Carbon monoxide is readily absorbed into the bloodstream through the alveolar capillary network.

As with uptake, the main route of excretion is also pulmonary and depends on many factors, one of the most important of which is minute ventilation. Once in the bloodstream, CO reversibly binds to hemoglo­bin with an affinity approximately 240 times that of oxygen, leading to a reduction in the total oxygen- carrying capacity of the blood, with resultant tissue hypoxia. With affinity of this magnitude, even low- level exposure is associated with severe toxicity. Breathing air with CO concentrations of as little as 0.1 percent for only minutes may result in COHb levels of greater than 50 percent.

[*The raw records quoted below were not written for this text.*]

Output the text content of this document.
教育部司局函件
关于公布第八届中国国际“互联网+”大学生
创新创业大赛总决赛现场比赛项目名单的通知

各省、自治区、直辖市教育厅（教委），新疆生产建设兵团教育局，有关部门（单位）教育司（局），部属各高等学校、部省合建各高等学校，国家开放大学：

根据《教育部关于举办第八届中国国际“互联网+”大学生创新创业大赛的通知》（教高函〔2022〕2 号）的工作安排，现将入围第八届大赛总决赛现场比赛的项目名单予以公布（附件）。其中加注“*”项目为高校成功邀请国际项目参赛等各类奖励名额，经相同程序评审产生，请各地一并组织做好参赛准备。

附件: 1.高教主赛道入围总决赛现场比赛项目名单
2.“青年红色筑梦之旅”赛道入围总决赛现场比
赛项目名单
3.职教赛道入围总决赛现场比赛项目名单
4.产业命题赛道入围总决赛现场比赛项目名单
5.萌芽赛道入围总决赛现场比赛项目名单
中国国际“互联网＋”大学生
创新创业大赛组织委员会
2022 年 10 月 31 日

While CO concentrations are more significant, an increased minute ventilation will also lead to increased CO uptake. In this case, central respiratory control mechanisms are trying to raise the Pa02 in response to reduced oxygen delivery to the tissues; however, a vicious cycle develops where increasing respiration leads to greater and greater CO intake in a positive feedback loop, further complicating any hypoxia al­ready present.

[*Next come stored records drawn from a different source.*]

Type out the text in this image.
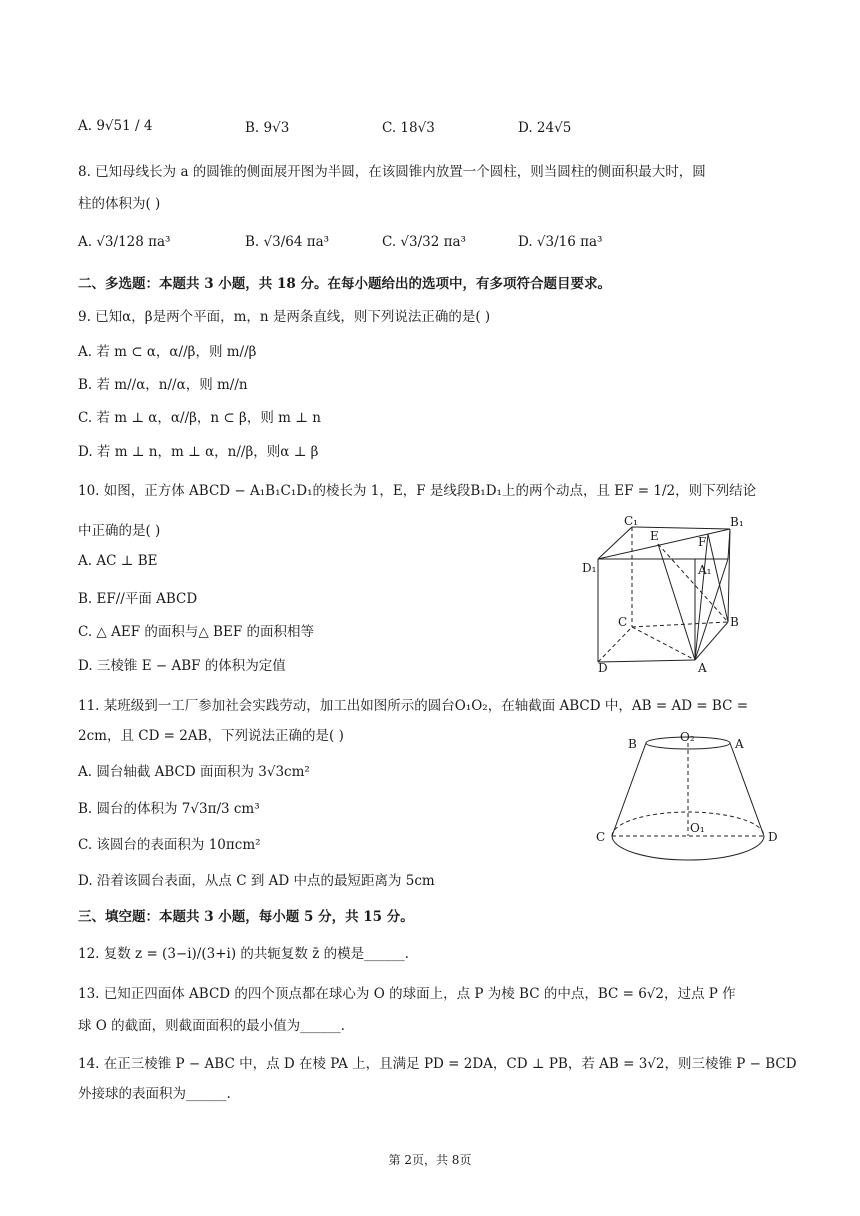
A. 9√51 / 4	B. 9√3	C. 18√3	D. 24√5
8. 已知母线长为 a 的圆锥的侧面展开图为半圆，在该圆锥内放置一个圆柱，则当圆柱的侧面积最大时，圆
柱的体积为( )
A. √3/128 πa³	B. √3/64 πa³	C. √3/32 πa³	D. √3/16 πa³
二、多选题：本题共 3 小题，共 18 分。在每小题给出的选项中，有多项符合题目要求。
9. 已知α，β是两个平面，m，n 是两条直线，则下列说法正确的是( )
A. 若 m ⊂ α，α//β，则 m//β
B. 若 m//α，n//α，则 m//n
C. 若 m ⊥ α，α//β，n ⊂ β，则 m ⊥ n
D. 若 m ⊥ n，m ⊥ α，n//β，则α ⊥ β
10. 如图，正方体 ABCD − A₁B₁C₁D₁的棱长为 1，E，F 是线段B₁D₁上的两个动点，且 EF = 1/2，则下列结论
中正确的是( )
A. AC ⊥ BE
B. EF//平面 ABCD
C. △ AEF 的面积与△ BEF 的面积相等
D. 三棱锥 E − ABF 的体积为定值
C₁	B₁
D₁	A₁
E	F
C	B
D	A
11. 某班级到一工厂参加社会实践劳动，加工出如图所示的圆台O₁O₂，在轴截面 ABCD 中，AB = AD = BC =
2cm，且 CD = 2AB，下列说法正确的是( )
A. 圆台轴截 ABCD 面面积为 3√3cm²
B. 圆台的体积为 7√3π/3 cm³
C. 该圆台的表面积为 10πcm²
D. 沿着该圆台表面，从点 C 到 AD 中点的最短距离为 5cm
B	O₂	A
O₁
C	D
三、填空题：本题共 3 小题，每小题 5 分，共 15 分。
12. 复数 z = (3−i)/(3+i) 的共轭复数 z̄ 的模是______.
13. 已知正四面体 ABCD 的四个顶点都在球心为 O 的球面上，点 P 为棱 BC 的中点，BC = 6√2，过点 P 作
球 O 的截面，则截面面积的最小值为______.
14. 在正三棱锥 P − ABC 中，点 D 在棱 PA 上，且满足 PD = 2DA，CD ⊥ PB，若 AB = 3√2，则三棱锥 P − BCD
外接球的表面积为______.
第 2页，共 8页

Since the shape of the COHb dissociation curve is very similar to that of oxyhemoglobin, although shifted to the right, thus saturating at much lower levels, even small increases in CO levels in inspired air rapidly lead to dangerous CO levels in the blood; however, more important are the effects of any CO present on the oxyhemoglobin dissociation curve and peripheral tissue oxygenation. With increasing concentrations of CO leading to a greater and greater number of binding sites unavailable for oxygen, the oxyhemoglobin curve shifts to the left, resulting in lowered Pa02 for any given level of hemoglobin saturation and thus resulting in less oxygen delivery to the periphery. generic cialis 20mg

Interference with oxygen delivery to tissues is only partially explained by the competitive inhibition of oxygen uptake of hemoglobin by CO. Binding of CO to hemoglobin causes an allosteric change in the oxyhemoglobin complex and shifts the oxyhemoglobin dissociation curve to the left. This shift increases the affinity of hemoglobin for any bound oxygen, resulting in reduced peripheral hemoglobin desaturation and oxygen release. Thus, tissue hypoxia due to CO poisoning is greater than that expected with simple reductions in Pa02.

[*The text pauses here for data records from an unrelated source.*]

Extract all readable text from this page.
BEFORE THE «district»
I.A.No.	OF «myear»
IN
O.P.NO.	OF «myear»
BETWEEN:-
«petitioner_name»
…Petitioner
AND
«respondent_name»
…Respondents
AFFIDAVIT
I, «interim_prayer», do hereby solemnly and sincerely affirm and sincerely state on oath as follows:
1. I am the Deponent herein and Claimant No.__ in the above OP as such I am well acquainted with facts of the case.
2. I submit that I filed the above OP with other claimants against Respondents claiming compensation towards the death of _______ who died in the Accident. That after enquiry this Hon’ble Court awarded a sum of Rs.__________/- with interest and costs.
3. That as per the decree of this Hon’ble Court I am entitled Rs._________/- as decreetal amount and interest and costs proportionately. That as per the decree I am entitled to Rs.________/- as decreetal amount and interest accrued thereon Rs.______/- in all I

In addition to hemoglobin, other heme-containing proteins are affected by CO. Located in the extravas- cular tissues, these proteins account for approximately 10 to 15 percent of the total body CO. These include cytochrome oxidase and myoglobin. Inhibition of cel­lular respiration by CO binding to cytochrome oxidase has been thought to play a role in tissue damage; however, the fact that this heme protein has an affinity for oxygen nine times greater than for CO has cast doubt on this hypothesis. Binding of CO to myoglo­bin is postulated to reduce available oxygen stores in muscle tissue. In the myocardium, this can be disas­trous, leading to arrhythmias and cardiac arrest. Furthermore, cerebral ischemia resulting from de­creased cardiac performance, although transient in nature, may underlie some of the neurologic sequelae of CO intoxication.